Nokia details VVC multiview streaming with independent subpictures
Nokia published a blog post outlining how Versatile Video Coding (VVC) can facilitate multiview live streaming. The article details VVC's use in a single-player multiview approach, allowing personalized viewing experiences by clients merging multiple camera feeds. VVC provides advantages over HEVC for this application, such as independent subpictures and simplified bitstream merging.
Key Takeaways
- Nokia describes a single-player multiview model where the player fetches selected camera feeds and combines them into one video bitstream for a single decoder.
- Each camera feed is encoded independently with a dedicated VVC encoder, then merged as independent subpictures into a conforming VVC bitstream.
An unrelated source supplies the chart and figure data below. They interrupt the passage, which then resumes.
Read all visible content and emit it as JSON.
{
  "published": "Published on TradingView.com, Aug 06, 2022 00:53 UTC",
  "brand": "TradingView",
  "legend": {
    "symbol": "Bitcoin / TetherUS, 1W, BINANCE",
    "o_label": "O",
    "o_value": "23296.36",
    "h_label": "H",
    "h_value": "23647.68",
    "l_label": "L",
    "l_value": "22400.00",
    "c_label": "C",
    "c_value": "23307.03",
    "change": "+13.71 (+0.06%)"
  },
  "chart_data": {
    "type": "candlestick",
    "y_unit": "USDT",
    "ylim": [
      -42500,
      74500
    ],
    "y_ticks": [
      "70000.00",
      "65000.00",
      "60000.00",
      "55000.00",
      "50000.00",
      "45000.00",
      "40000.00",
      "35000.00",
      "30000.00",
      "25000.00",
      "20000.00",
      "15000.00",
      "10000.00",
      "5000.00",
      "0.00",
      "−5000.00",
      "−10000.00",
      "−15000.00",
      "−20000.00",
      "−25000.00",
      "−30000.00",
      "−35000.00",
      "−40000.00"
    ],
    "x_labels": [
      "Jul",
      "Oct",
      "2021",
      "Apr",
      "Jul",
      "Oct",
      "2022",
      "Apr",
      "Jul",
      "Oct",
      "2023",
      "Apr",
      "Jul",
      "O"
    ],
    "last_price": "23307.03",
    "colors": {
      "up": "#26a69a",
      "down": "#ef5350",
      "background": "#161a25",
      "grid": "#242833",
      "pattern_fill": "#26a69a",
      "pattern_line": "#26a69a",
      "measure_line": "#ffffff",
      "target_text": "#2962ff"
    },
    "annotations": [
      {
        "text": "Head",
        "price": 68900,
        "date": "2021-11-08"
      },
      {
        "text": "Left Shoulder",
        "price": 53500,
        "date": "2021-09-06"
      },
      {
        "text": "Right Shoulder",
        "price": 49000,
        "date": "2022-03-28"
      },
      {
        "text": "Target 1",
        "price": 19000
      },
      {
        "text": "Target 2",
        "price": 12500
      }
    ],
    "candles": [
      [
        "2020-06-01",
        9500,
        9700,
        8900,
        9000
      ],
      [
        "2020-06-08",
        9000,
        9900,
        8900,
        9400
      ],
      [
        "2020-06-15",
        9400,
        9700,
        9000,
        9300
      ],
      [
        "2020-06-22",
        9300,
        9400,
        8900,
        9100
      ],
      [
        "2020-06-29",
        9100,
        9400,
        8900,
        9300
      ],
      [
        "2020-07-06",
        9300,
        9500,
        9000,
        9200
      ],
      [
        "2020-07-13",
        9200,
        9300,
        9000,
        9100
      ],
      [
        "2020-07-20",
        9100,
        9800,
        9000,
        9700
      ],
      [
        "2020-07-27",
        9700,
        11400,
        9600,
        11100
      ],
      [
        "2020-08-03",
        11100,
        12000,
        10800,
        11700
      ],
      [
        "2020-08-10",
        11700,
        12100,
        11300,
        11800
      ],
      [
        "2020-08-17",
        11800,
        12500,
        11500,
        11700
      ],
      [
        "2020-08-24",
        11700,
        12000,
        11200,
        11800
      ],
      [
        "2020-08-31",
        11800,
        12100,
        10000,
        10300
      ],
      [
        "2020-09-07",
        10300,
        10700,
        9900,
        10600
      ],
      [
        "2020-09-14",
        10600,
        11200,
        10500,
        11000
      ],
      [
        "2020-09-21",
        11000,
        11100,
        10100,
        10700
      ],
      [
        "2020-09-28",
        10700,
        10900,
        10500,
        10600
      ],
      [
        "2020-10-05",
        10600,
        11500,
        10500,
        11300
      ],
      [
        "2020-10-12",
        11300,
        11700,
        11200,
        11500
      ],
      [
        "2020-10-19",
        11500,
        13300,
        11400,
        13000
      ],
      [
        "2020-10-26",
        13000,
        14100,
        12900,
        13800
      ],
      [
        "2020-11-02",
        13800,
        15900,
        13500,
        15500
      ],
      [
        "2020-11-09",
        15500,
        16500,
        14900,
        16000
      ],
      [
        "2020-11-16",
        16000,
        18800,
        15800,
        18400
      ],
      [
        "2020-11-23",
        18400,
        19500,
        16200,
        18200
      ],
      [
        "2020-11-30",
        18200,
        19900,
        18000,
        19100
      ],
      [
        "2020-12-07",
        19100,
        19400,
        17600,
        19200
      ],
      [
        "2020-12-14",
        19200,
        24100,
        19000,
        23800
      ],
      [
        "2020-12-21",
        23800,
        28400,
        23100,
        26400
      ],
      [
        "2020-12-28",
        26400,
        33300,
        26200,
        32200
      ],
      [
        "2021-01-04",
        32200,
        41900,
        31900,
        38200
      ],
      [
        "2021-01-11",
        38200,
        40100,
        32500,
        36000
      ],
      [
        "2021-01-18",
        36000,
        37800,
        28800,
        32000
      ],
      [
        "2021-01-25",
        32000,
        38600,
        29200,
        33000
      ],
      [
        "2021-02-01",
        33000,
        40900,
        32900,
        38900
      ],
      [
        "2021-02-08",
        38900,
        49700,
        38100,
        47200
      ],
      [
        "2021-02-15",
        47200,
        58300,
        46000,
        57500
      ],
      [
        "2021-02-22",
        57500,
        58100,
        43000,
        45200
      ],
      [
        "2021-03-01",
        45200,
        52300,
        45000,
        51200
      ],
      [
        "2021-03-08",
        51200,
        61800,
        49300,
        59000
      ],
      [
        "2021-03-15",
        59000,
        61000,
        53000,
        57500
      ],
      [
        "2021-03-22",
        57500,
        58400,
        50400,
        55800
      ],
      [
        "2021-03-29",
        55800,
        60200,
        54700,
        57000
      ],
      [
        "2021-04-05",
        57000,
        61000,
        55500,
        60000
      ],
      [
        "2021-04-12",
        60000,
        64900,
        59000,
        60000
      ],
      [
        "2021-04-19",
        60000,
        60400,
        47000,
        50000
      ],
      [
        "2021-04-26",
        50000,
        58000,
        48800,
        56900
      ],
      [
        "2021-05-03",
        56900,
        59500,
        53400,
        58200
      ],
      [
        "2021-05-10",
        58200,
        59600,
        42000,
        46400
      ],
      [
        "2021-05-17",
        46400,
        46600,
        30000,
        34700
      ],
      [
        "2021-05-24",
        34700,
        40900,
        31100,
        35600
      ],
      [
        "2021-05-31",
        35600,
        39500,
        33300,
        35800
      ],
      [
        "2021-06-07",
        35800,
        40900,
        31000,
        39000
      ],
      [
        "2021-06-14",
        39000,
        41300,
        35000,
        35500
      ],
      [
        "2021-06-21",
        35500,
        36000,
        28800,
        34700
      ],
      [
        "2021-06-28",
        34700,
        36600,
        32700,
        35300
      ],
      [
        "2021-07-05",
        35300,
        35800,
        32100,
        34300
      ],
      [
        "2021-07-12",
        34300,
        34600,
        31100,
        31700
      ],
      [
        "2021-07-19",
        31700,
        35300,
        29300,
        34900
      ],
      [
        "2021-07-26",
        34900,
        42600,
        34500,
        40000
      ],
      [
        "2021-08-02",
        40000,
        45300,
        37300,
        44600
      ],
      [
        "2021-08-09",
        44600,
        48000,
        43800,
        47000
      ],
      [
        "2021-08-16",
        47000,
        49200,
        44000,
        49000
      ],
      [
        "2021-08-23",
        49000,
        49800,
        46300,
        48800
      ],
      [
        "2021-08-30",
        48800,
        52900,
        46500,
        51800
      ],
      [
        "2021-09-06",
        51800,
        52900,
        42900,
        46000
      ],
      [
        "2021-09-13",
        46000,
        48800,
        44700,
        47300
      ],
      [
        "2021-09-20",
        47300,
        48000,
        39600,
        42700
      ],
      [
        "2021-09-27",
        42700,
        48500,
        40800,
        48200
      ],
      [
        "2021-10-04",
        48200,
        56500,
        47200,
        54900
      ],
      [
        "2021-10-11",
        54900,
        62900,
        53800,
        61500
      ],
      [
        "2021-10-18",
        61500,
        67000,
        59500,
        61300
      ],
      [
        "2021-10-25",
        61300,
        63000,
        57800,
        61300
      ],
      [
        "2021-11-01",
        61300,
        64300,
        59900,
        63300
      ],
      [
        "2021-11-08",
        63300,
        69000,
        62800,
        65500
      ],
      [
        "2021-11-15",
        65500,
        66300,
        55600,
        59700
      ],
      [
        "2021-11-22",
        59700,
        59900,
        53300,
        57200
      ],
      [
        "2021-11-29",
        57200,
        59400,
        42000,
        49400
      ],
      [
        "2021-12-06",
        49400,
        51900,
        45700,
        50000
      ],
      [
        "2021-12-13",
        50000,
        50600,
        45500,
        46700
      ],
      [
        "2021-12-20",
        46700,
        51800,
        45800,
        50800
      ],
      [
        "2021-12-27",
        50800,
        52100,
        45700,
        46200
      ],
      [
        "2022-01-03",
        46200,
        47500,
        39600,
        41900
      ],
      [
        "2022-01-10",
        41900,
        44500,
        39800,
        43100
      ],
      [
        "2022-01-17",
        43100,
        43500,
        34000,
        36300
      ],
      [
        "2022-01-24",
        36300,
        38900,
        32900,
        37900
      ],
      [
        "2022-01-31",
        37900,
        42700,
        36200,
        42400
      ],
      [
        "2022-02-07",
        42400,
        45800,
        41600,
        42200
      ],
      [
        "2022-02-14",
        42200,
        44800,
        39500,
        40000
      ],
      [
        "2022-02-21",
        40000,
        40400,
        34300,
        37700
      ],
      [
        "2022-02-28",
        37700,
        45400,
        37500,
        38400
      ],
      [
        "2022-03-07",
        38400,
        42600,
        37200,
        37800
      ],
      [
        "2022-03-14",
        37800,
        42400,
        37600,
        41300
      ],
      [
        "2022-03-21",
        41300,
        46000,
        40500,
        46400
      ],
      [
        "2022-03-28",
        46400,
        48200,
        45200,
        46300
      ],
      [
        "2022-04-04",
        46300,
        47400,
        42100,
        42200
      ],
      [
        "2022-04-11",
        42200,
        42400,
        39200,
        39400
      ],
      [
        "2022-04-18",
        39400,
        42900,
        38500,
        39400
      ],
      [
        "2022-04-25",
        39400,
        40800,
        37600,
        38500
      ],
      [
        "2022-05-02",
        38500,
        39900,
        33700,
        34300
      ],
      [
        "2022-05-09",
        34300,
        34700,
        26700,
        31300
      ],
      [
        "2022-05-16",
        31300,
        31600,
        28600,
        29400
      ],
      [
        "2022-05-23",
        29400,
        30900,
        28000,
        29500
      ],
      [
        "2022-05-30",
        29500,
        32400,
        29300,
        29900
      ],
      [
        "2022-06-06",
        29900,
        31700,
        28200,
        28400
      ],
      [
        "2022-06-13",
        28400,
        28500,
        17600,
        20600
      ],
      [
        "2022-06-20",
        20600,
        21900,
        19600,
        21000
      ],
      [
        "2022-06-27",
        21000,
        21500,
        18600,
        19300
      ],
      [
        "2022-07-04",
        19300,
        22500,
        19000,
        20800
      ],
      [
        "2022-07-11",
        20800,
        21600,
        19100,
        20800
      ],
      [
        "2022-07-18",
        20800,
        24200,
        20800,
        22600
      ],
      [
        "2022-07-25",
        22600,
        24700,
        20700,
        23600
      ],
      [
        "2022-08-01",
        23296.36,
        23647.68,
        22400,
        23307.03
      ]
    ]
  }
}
- The blog says VVC needs only high-level parameter-set changes for merging, while HEVC tile merging can require rewriting coded video data such as slice headers.
- Nokia cites the VVC packaging format in MP4 files and its merge base track feature as a way to implement multiview without parsing or writing VVC syntax.
- The same VVC approach is listed for picture-in-picture replacement, cloud-based multi-point video mixing, viewport-dependent 360-degree streaming, and stereoscopic 3D video.
Why It Matters
For streaming platforms, Nokia is pointing to a practical way to add multiview without breaking existing single-camera delivery. The single-player model keeps views synchronized and still works on devices with only one video decoder, while VVC’s independent subpictures reduce the complexity that HEVC tiles introduce. That matters for broadcast and live-event workflows because the same encoded feeds can serve all users regardless of their view choices. The key signal to watch is whether DVB-style constraints and MP4 merge base track support show up in more deployed multiview implementations.